Tana miała ochotę rozpłynąć się w powietrzu, czuła się niezręcznie, ale wyglądało na to, że żaden z nich nie zwraca na nią uwagi. Słuchając ich, zdała sobie nagle sprawę, że znowu zapomniała zatelefonować do matki. Postanowiła sobie, że zadzwoni, jak tylko wyjdą ze szpitala, a może skorzysta nawet z jednego z telefonów na dole. Nie mogła teraz wyjść z pokoju, teraz kiedy wybuchła Trzecia Wojna Światowa.
Harry patrzył na ojca wściekły. – Po co tu, do diabła, w ogóle przyjechałeś?
– Ponieważ jesteś moim synem. Jedynym, jakiego mam. Czy chcesz, żebym wyjechał? – Harrison Winslow wstał, jego głos był teraz wyciszony. – Wyjadę natychmiast, jeśli tego sobie życzysz. Nie mam zamiaru ci się narzucać, ale nie pozwolę także, żebyś nadal wmawiał sobie, że nic mnie nie obchodzisz. To całkiem niezła bajeczka. Biedny, bogaty chłopczyk i cała ta reszta, ale używając słów twojej przyjaciółki, to kit. Tak się składa, że bardzo cię kocham. Jego głos załamał się, ale ciągnął dalej, walcząc z głębokim wzruszeniem. Serce Tany było całkowicie po jego stronie.
– Naprawdę bardzo cię kocham, Harry. Zawsze tak było i będzie.

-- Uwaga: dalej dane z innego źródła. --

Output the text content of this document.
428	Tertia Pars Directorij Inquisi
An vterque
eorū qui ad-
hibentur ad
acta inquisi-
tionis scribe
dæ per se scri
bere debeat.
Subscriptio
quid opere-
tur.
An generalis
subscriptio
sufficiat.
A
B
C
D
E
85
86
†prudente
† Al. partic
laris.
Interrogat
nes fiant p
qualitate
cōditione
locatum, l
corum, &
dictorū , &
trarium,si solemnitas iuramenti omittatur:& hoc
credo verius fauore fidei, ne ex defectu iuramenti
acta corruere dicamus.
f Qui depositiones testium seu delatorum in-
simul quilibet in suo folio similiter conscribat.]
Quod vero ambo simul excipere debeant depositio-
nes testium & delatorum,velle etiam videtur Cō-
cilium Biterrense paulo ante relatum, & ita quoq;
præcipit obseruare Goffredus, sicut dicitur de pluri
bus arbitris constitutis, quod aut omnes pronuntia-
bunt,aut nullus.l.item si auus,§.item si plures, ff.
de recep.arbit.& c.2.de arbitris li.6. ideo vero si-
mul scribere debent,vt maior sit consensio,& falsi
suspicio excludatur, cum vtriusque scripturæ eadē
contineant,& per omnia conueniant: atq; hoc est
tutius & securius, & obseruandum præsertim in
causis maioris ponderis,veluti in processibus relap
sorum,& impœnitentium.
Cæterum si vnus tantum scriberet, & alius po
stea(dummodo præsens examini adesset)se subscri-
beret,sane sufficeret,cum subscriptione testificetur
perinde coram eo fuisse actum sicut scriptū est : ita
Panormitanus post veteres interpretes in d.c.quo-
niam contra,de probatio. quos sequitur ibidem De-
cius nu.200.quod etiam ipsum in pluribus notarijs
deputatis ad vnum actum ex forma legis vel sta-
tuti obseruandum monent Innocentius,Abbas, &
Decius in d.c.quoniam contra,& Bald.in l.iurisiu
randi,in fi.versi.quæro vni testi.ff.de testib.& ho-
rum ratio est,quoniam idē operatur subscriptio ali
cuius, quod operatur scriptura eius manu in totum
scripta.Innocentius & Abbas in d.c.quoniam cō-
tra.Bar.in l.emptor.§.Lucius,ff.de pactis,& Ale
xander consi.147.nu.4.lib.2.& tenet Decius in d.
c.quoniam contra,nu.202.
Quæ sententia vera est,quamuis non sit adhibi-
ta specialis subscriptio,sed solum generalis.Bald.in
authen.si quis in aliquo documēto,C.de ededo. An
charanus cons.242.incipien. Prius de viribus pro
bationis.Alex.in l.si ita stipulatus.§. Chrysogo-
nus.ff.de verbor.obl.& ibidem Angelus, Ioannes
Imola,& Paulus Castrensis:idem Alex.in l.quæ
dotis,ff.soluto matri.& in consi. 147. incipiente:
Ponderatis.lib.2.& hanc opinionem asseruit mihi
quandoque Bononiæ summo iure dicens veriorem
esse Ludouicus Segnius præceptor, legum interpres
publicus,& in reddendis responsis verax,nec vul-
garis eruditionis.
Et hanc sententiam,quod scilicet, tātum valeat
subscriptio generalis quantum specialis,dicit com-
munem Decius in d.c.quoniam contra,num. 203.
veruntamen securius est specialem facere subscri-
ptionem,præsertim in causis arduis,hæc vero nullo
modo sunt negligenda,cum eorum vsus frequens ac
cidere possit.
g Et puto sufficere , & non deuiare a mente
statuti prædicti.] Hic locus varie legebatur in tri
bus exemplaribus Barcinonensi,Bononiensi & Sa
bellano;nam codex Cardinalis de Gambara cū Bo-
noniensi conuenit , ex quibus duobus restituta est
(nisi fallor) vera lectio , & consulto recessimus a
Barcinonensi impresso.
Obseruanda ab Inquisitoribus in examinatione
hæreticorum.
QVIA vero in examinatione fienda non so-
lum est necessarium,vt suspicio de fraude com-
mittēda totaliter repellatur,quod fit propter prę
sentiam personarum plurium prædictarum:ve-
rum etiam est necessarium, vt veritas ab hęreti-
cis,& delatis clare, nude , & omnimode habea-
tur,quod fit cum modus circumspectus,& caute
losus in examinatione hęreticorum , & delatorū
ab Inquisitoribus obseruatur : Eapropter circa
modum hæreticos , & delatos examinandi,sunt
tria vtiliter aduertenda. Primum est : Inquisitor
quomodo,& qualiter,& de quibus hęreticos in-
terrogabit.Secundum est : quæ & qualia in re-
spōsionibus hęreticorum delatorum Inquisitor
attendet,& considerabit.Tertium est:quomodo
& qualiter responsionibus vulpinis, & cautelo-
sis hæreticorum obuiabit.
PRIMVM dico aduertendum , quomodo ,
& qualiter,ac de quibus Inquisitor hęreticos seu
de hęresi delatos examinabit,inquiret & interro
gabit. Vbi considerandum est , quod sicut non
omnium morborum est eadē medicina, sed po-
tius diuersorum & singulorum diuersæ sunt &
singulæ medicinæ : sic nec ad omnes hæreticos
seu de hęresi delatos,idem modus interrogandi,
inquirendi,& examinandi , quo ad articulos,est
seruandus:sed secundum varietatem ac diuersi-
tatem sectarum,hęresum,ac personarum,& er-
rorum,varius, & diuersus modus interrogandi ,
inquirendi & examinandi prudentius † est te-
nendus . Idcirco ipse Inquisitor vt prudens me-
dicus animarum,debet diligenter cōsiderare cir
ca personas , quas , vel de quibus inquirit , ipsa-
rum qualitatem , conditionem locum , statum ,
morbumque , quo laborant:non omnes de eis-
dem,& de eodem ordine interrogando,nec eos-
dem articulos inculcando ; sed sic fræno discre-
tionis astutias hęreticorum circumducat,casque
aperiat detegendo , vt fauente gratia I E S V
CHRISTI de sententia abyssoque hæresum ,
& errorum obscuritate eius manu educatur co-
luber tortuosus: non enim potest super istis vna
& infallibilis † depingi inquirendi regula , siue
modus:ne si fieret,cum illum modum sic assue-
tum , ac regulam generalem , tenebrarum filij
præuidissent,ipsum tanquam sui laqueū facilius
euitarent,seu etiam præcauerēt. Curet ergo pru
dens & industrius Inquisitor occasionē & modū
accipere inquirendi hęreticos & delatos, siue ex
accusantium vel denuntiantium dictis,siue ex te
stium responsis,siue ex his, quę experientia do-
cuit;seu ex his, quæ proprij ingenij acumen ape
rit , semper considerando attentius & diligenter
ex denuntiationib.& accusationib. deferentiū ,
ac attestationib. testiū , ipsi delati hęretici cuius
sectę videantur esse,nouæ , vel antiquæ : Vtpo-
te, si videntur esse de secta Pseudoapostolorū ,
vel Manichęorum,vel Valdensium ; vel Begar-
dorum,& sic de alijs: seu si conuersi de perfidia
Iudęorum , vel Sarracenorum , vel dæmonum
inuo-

Podszedł do niego, pochylił się i pocałował go delikatnie w czubek głowy, po czym wyszedł z pokoju, a Harry patrzył w przestrzeń. Zamknął oczy, a gdy je otworzył, zobaczył stojącą przed nim Tanę, zalaną łzami, wzruszoną tym, co tu usłyszała.
– Wynoś się stąd.
Pokiwała głową i cicho wyszła. Zamykając delikatnie drzwi usłyszała łkanie dochodzące z łóżka Harry'ego. Teraz chciał być sam. Rozumiała to, płacz dobrze mu zrobi.
Harrison czekał na nią na zewnątrz, wyglądał teraz spokojniej i był jakby uwolniony od jakiegoś ciężaru. Uśmiechnął się do niej.
– Czy wszystko z nim w porządku?
– Teraz już będzie w porządku. Powinien był to od ciebie usłyszeć.
– Bardzo chciałem, żeby to wiedział. Teraz czuję się trochę lepiej.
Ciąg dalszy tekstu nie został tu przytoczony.